Drei von vier Bürgern würden den ÖPNV-Ausbau unterstützen

Im Entwurf des Mobilitätsgesetzes sieht das Land vier verschiedene Varianten vor: So könnten entweder alle Einwohner zur Kasse gebeten werden oder alle Autobesitzer. Eine weitere Möglichkeit wäre eine Abgabe für die Arbeitgeber, die einer bestimmten Mitarbeiterzahl pro Kopf einen bestimmten Betrag bezahlen müssten. Die vierte Variante wäre eine Citymaut - diese könnte aber nicht auf Autobahnen und Bundesstraßen erhoben werden. Im europäischen Ausland leisten ähnliche Drittnutzerfinanzierungsinstrumente bereits seit vielen Jahren einen Beitrag zur Finanzierung des ÖPNV, wie beispielsweise die Arbeitgeberabgabe in Frankreich (versement mobilité) und die Dienstgeberabgabe in Wien oder die Straßennutzungsgebühr in über 15 europäischen Städten. Laut einer neuen forsa-Umfrage sind auch 75 Prozent der Bürger in Deutschland bereit, den Ausbau des ÖPNV selbst finanziell zu unterstützen, sofern der Betrag für ein Abo des Nahverkehrs anrechenbar wäre. 

Vorreiterkommunen: Freiburg, Karlsruhe und Ortenaukreis

Das Verkehrsministerium hatte die Potenziale des Mobilitätspasses für 21 Modellkommunen berechnet. Vertreter dieser Kommunen zeigten sich offen für die Einführung. Die Stadt Freiburg, die Stadt Karlsruhe und der Ortenaukreis denken den Mobilitätspass seit Oktober 2023 weiter. Man sehe damit eine zusätzliche Einnahmemöglichkeit, sagte Karlsruhes Oberbürgermeister Frank Mentrup (SPD). Die Finanzierung des ÖPNV sei eine "irrsinnige Belastung" für den städtischen Haushalt, man sei dringend auf andere Finanzierungen angewiesen. Die Kommunen sehen aber auch Probleme. So gebe es noch viele offene Fragen, wie eine Citymaut oder auch eine Arbeitgeberabgabe konkret umgesetzt werden könnte.

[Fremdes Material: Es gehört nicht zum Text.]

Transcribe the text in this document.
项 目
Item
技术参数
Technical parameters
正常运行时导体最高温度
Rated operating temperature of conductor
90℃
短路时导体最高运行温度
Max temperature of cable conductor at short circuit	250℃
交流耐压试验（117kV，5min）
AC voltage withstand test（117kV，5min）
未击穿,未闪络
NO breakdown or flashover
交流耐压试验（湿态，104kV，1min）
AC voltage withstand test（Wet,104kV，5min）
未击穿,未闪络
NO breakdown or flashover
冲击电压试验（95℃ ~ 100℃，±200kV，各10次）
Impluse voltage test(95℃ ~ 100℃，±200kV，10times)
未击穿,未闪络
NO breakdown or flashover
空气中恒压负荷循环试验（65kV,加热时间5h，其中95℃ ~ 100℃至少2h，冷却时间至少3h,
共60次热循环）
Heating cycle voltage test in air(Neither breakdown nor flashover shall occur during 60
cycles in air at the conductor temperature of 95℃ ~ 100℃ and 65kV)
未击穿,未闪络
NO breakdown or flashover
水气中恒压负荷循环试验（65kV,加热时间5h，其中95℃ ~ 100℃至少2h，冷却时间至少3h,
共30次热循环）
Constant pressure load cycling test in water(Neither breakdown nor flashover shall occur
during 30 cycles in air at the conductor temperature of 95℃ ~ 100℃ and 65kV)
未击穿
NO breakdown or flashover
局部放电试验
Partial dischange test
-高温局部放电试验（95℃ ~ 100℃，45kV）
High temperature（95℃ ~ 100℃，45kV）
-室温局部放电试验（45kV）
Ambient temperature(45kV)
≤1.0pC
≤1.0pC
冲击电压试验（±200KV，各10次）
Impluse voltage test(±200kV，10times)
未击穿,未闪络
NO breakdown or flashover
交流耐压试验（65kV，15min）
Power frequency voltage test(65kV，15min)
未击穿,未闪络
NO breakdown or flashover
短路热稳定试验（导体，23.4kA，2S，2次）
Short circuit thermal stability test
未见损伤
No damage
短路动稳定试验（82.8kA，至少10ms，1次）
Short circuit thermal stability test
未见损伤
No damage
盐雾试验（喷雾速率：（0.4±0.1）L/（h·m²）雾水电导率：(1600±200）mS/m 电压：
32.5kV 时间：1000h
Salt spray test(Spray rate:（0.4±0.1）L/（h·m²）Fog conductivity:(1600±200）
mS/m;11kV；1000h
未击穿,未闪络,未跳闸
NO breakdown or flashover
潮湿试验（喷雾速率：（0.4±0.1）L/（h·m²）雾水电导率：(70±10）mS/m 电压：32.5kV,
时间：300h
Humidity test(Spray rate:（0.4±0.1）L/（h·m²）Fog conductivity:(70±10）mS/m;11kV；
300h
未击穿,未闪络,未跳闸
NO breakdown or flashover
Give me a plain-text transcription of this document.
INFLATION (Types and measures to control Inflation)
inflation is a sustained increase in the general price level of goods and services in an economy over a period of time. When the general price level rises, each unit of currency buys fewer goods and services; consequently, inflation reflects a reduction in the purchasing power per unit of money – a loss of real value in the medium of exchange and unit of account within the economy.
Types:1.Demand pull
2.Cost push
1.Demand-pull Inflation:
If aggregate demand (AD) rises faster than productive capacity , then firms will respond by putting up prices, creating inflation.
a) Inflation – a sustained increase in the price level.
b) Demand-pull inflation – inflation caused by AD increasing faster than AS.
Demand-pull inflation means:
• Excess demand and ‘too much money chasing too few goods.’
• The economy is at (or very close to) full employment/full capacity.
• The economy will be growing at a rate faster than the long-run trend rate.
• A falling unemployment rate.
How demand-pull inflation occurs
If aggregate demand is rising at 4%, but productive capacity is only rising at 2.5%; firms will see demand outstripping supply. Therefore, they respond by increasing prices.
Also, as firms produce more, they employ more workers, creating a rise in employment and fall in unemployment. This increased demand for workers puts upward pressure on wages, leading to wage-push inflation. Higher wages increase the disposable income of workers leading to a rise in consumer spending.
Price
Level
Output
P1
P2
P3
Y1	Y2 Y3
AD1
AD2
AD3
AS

Karlsruhe: zusätzliche Investitionen von Bund und Land

„Der Mobilitätspass kann vor dem Hintergrund der angespannten Haushaltslage bei Bund, Land und Kommunen ein wichtiger, zusätzlicher Finanzierungsbaustein sein. Er darf aber auch nicht der einzige bleiben. Um die klimaneutrale Verkehrswende voranzutreiben und den ÖPNV nachhaltig zu stärken, bedarf es einer zusätzlichen Investitionsoffensive von Bund und Land“, so Mentrup. Bei einer Beitragshöhe von monatlich zehn Euro je Mitarbeitenden könnten in Karlsruhe mit dem Beitrag für Arbeitgeber Einnahmen in Höhe von bis zu 25 Millionen Euro Gesamt-Netto-Erlös erzielt werden. Mit einem Beitrag für Kfz-Halter wären es elf Millionen Euro pro Jahr. 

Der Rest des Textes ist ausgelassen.